According to the agreement, a deadline of May 12, 2019, was set to provide ample time to form the structures of the new government. However, only 27 of the 59 tasks listed in the agreement have been completed. Seventeen of the 59 are still ongoing while 15 others are stalled, according to the Ambassador.

The implementation has been criticized by United Nations and other international actors as slow. The United States has expressed its concern through imposing sanctions that was highly criticized by the South Sudan leaders.

Ambassador Morgan in this regard said recent US sanctions on the war-ravaged young African nation encouraged rebels to refuse to implement the recently-signed peace agreement. The Ambassador pointed out that US arms embargo and targeted sanctions on South Sudan are the problems preventing peace from returning to the country.

The September 18, 2018 agreement followed a string of failed peace deals between the warring parties. However, the latest agreement has largely held so far, despite both parties missing key deadlines.

Following the unanimous agreement to extend the pre-transitional period by an additional six months, starting from May 12, 2019, the Troika report (from sponsors Norway, the United Kingdom, and the United States)), had warned Juba to ensure urgent formation of the transitional government so that elections can be held in March 2022. Released on April 30, 2019, the report then stated “The Agreement is at a critical juncture, with the scheduled date for the formation of the transitional government days away. The parties to the conflict and in the region need to redouble their efforts to move the peace process forward. To demonstrate political will, we urge the parties to work together in a spirit of compromise to build trust among South Sudanese leaders and the South Sudanese people.”
 
IGAD Special Envoy to South Sudan, Ambassador Ismail Wais on his part stressed his concern over the implementation of critical components of the peace agreement.

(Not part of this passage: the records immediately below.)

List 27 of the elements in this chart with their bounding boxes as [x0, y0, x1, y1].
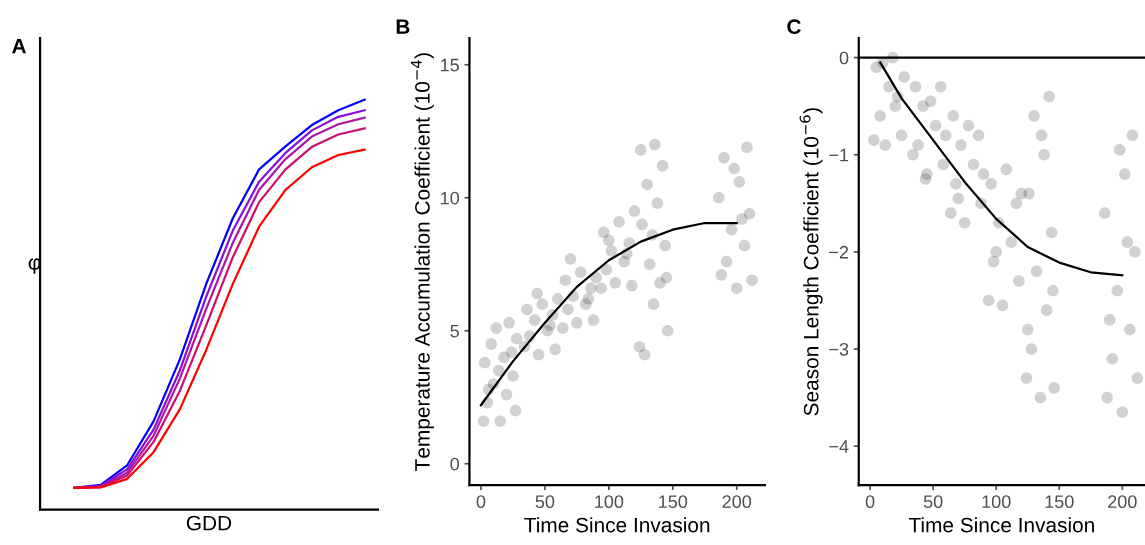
y-tick-label: 0: [839, 51, 849, 65]
x-tick-label: 150: [659, 495, 688, 509]
y-tick-label: −2: [829, 245, 849, 259]
x-tick-label: 0: [865, 495, 875, 509]
x-axis-title: GDD: [186, 515, 232, 531]
y-tick-label: −4: [829, 440, 849, 453]
x-tick-label: 50: [923, 495, 943, 509]
y-axis-title: Season Length Coefficient (10$^{−6}$): [799, 108, 823, 416]
x-tick-label: 200: [1108, 495, 1137, 509]
chart-title: C: [787, 19, 801, 35]
chart-title: B: [396, 19, 410, 34]
x-axis-title: Time Since Invasion: [524, 517, 710, 533]
x-axis-title: Time Since Invasion: [908, 517, 1094, 533]
x-tick-label: 100: [595, 495, 624, 509]
x-tick-label: 100: [982, 495, 1011, 509]
y-tick-label: 10: [441, 191, 460, 205]
y-tick-label: 15: [441, 58, 459, 72]
y-tick-label: −3: [829, 342, 849, 356]
x-tick-label: 150: [1045, 495, 1074, 509]
x-tick-label: 50: [535, 495, 555, 509]
x-tick-label: 200: [722, 495, 752, 509]
y-axis-title: Temperature Accumulation Coefficient (10$^{−4}$): [410, 53, 434, 471]
x-tick-label: 0: [476, 495, 486, 509]
y-tick-label: 5: [450, 324, 459, 338]
y-tick-label: −1: [829, 148, 849, 162]
y-tick-label: 0: [450, 457, 460, 471]
chart-title: A: [12, 38, 27, 54]
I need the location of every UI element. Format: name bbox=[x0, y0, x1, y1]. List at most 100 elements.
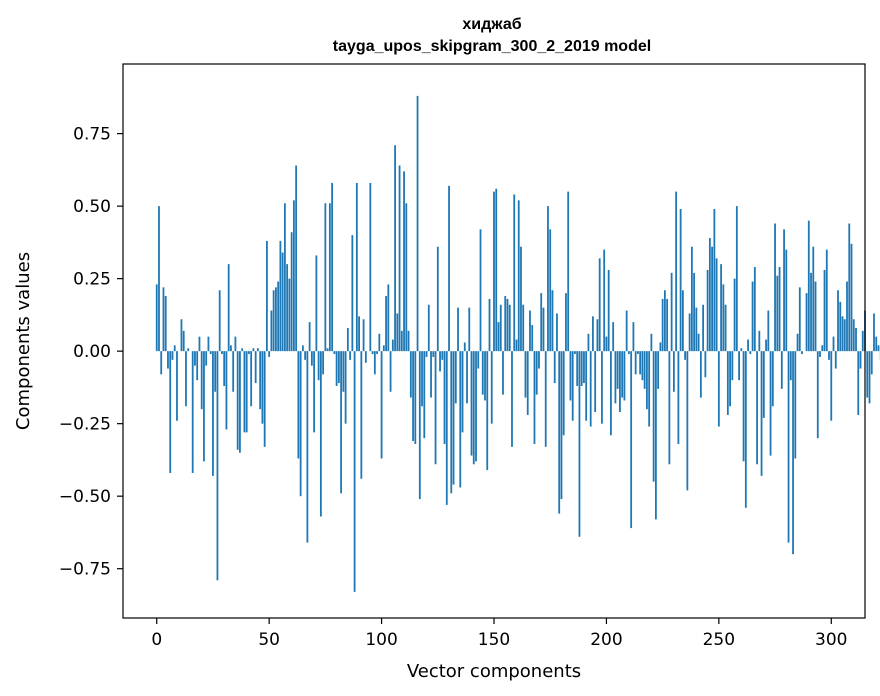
bar-component-235 bbox=[684, 351, 687, 360]
bar-component-316 bbox=[866, 351, 869, 398]
bar-component-198 bbox=[601, 351, 603, 424]
bar-component-123 bbox=[432, 351, 435, 357]
bar-component-302 bbox=[834, 351, 837, 369]
bar-component-58 bbox=[286, 264, 289, 352]
bar-component-147 bbox=[486, 351, 489, 471]
bar-component-267 bbox=[756, 351, 758, 465]
bar-component-206 bbox=[619, 351, 621, 413]
bar-component-186 bbox=[574, 351, 576, 355]
bar-component-234 bbox=[681, 290, 684, 352]
bar-component-264 bbox=[749, 351, 752, 355]
bar-component-226 bbox=[663, 290, 666, 352]
bar-component-108 bbox=[398, 165, 401, 352]
bar-component-25 bbox=[212, 351, 214, 476]
bar-component-169 bbox=[535, 351, 538, 395]
bar-component-109 bbox=[400, 330, 403, 352]
bar-component-95 bbox=[369, 182, 372, 352]
bar-component-139 bbox=[468, 307, 471, 352]
bar-component-196 bbox=[596, 319, 599, 352]
bar-component-115 bbox=[414, 351, 417, 444]
bar-component-189 bbox=[580, 351, 583, 386]
bar-component-317 bbox=[868, 351, 871, 404]
bar-component-301 bbox=[832, 336, 835, 352]
bar-component-105 bbox=[391, 339, 394, 352]
bar-component-293 bbox=[814, 281, 817, 352]
bar-component-183 bbox=[567, 191, 570, 352]
bar-component-60 bbox=[290, 232, 293, 352]
bar-component-121 bbox=[427, 304, 430, 352]
bar-component-140 bbox=[470, 351, 473, 456]
bar-component-318 bbox=[870, 351, 873, 375]
bar-component-39 bbox=[243, 351, 246, 433]
bar-component-211 bbox=[630, 351, 633, 529]
bar-component-178 bbox=[556, 313, 558, 352]
bar-component-44 bbox=[254, 351, 257, 384]
bar-component-132 bbox=[452, 351, 455, 485]
bar-component-27 bbox=[216, 351, 219, 581]
bar-component-225 bbox=[661, 298, 664, 352]
bar-component-223 bbox=[657, 351, 660, 389]
bar-component-254 bbox=[726, 351, 729, 415]
bar-component-256 bbox=[731, 351, 734, 381]
bar-component-195 bbox=[594, 351, 597, 413]
bar-component-104 bbox=[389, 351, 392, 392]
bar-component-252 bbox=[722, 284, 725, 352]
bar-component-149 bbox=[490, 351, 493, 424]
bar-component-134 bbox=[457, 307, 459, 352]
x-axis: 0 50 100 150 200 250 300 bbox=[151, 618, 847, 650]
bar-component-224 bbox=[659, 342, 662, 352]
bar-component-259 bbox=[738, 351, 740, 381]
bar-component-192 bbox=[587, 333, 590, 352]
bar-component-111 bbox=[405, 203, 408, 352]
x-tick-label: 50 bbox=[258, 630, 280, 650]
bar-component-135 bbox=[459, 351, 462, 488]
y-tick-label: 0.75 bbox=[73, 125, 111, 145]
bar-component-131 bbox=[450, 351, 453, 494]
bar-component-306 bbox=[843, 319, 846, 352]
bar-component-255 bbox=[729, 351, 731, 407]
bar-component-113 bbox=[409, 351, 412, 398]
bar-component-246 bbox=[708, 238, 711, 352]
bar-component-38 bbox=[241, 348, 244, 352]
bar-component-8 bbox=[173, 345, 176, 352]
bar-component-228 bbox=[668, 351, 671, 465]
bar-component-272 bbox=[767, 310, 770, 352]
bar-component-91 bbox=[360, 351, 363, 479]
bar-component-287 bbox=[801, 351, 803, 355]
y-tick-label: 0.25 bbox=[73, 270, 111, 290]
bar-component-171 bbox=[540, 293, 543, 352]
y-axis: −0.75 −0.50 −0.25 0.00 0.25 0.50 0.75 bbox=[59, 125, 123, 580]
bar-component-153 bbox=[499, 304, 502, 352]
bar-component-17 bbox=[194, 351, 196, 366]
bar-component-56 bbox=[281, 252, 284, 352]
bar-component-274 bbox=[771, 351, 774, 407]
bar-component-314 bbox=[861, 330, 864, 352]
bar-component-222 bbox=[654, 351, 657, 520]
x-tick-label: 300 bbox=[815, 630, 847, 650]
bar-component-278 bbox=[780, 351, 783, 389]
bar-component-160 bbox=[515, 339, 518, 352]
bar-component-163 bbox=[522, 304, 525, 352]
bar-component-151 bbox=[495, 188, 498, 352]
bar-component-92 bbox=[362, 319, 365, 352]
bar-component-68 bbox=[308, 322, 311, 352]
bar-component-298 bbox=[825, 249, 828, 352]
bar-component-161 bbox=[517, 200, 520, 352]
bar-component-155 bbox=[504, 296, 507, 352]
bar-component-66 bbox=[304, 351, 307, 360]
bar-component-83 bbox=[342, 351, 345, 392]
bar-component-207 bbox=[621, 351, 624, 398]
bar-component-191 bbox=[585, 351, 588, 421]
bar-component-32 bbox=[227, 264, 230, 352]
bar-component-289 bbox=[805, 293, 808, 352]
bar-component-170 bbox=[538, 351, 540, 369]
bar-component-43 bbox=[252, 348, 255, 352]
bar-component-285 bbox=[796, 333, 799, 352]
bar-component-101 bbox=[382, 345, 385, 352]
bar-component-102 bbox=[385, 296, 387, 352]
bar-component-277 bbox=[778, 267, 781, 352]
bar-component-307 bbox=[846, 281, 848, 352]
bar-component-21 bbox=[203, 351, 205, 462]
bar-component-154 bbox=[502, 351, 504, 395]
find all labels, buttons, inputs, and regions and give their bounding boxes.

The Special Envoy noted that the extension signed on the day the transitional government was supposed to have been installed means the chief principals, President Salva Kiir Mayardit and Riek Machar now have more time to iron out their differences. Ambassador Wais said the rescheduling will allow both parties to discuss sticking issues.

“The determination of the parties to continue to work in a spirit of cooperation and consensus was clear, and accordingly the extension that was agreed upon unanimously through compromise.”

“All Parties regard the peace process as the best chance for stability and ending the suffering of the people of South Sudan. This is welcome news as it allows the parties to accelerate the implementation of the pending tasks,” said Mr. Wais.

Special Envoy Wais also applauded most important actors like Ethiopia who played an important role in facilitating conditions towards the realization of the peace deal in South Sudan. Ambassador James Pitia Morgan echoed the special envoy’s sentiment and described Ethiopia as the leading country to host the reconciliation summits as Chair of IGAD (the Intergovernmental Authority on Development).

November 2019 is expected to be the marking point to form the Coalitional National Government of the Republic of South Sudan.